NC State UniversityCollege of Agriculture & Life Sciences
Agriculture's Economic Impact

Twenty two million American workers produce, process, sell and trade the nation's food and fiber. But only 4.6 million of those people live on the farms-- slightly less than 2 percent of the total U.S. Population.

Consumers spend $547 billion for food originating on U.S. farms and ranches. Of each dollar spent on food, the farmer's share is approximately 23 cents. The rest are for costs beyond the farm gate: wages and materials for production, processing, marketing, transportation and distribution.

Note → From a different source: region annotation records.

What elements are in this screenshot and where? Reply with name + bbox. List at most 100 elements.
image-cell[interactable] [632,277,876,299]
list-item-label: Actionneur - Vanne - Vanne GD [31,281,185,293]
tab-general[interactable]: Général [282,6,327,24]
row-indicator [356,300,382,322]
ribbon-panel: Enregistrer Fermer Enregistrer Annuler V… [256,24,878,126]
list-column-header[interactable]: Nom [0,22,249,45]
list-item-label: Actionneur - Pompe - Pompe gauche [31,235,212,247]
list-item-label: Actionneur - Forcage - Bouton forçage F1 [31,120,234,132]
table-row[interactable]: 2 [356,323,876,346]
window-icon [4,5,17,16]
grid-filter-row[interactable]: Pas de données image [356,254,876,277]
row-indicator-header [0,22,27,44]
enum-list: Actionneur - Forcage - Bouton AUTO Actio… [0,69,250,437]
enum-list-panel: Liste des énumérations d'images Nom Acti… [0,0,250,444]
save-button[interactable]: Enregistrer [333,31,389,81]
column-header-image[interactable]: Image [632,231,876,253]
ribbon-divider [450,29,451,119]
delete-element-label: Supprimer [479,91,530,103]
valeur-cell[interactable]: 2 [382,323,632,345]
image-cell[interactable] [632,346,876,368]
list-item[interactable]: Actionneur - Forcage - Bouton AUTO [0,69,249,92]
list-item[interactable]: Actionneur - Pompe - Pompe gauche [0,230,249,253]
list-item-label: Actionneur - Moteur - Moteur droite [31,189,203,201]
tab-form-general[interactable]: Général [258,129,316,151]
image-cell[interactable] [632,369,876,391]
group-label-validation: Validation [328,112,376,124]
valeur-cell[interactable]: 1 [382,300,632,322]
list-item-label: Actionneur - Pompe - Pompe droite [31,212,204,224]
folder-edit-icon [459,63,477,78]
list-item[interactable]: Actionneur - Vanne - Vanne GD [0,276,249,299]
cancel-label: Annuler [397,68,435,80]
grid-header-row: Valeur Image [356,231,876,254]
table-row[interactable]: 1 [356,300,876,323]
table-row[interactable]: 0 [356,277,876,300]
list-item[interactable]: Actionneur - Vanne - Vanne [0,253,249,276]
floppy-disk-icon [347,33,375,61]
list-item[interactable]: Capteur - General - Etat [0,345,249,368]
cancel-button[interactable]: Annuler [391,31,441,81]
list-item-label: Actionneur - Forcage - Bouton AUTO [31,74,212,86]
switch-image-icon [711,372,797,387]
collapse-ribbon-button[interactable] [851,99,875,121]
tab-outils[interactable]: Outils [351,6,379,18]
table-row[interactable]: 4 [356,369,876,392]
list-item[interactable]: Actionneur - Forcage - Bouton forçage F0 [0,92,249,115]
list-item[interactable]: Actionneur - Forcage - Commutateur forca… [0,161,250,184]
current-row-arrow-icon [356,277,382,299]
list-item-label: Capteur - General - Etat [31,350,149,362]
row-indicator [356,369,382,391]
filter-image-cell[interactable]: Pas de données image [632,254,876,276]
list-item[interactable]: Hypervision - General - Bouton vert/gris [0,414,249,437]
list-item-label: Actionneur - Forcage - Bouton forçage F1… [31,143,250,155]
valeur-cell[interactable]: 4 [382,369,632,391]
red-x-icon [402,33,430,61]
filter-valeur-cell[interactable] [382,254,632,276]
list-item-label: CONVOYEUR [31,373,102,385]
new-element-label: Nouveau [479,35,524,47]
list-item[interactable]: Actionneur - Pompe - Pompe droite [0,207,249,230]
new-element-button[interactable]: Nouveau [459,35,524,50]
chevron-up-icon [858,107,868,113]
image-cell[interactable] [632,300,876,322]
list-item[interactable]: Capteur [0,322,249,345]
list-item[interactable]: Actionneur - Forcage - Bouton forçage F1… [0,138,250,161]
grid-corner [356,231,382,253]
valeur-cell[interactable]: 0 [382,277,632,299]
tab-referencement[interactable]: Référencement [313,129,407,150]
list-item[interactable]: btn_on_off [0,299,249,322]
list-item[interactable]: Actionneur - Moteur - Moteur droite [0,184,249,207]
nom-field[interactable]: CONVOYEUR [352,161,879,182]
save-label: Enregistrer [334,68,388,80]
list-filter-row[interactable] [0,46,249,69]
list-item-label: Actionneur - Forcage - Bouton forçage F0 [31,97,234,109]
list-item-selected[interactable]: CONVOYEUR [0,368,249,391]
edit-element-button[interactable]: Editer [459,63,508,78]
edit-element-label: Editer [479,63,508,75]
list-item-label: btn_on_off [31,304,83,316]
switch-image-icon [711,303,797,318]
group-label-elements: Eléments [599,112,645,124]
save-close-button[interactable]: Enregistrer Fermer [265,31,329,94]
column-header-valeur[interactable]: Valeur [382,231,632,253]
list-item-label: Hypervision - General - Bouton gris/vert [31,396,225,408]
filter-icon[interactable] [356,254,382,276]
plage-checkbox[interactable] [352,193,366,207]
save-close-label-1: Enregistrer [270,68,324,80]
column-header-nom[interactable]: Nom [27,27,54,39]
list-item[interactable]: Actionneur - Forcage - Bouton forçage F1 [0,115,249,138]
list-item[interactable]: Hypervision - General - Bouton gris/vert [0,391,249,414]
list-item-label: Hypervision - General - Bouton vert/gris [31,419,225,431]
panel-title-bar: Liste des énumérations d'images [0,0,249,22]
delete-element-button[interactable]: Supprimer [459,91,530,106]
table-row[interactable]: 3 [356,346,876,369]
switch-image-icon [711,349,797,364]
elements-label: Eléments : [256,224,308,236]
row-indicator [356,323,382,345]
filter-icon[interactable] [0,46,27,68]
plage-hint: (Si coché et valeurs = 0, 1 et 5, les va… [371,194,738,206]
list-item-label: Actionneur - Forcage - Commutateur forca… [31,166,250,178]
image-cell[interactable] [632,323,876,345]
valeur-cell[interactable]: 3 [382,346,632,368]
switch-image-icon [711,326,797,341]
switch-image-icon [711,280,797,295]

On average, every hour, 24 hours a day, 365 days a year, around $6 million in U.S. agricultural products--grains, oilseeds, cotton, meats, vegetables, snack foods, etc., will be consigned for shipment for export to foreign markets.

It all means more jobs and higher wages across the nation. U.S. agricultural exports generate more than $100 billion annually in business activity throughout the U.S. economy and provide jobs for nearly 1 million workers.

Agricultural land provides habitat for 75 percent of the nation's wildlife. Deer, moose, waterfowl and other species have shown significant population increases during the past several years.

Ethanol and new bio-diesel fuels made from corn and other grains are beneficial to the environment and promote energy security.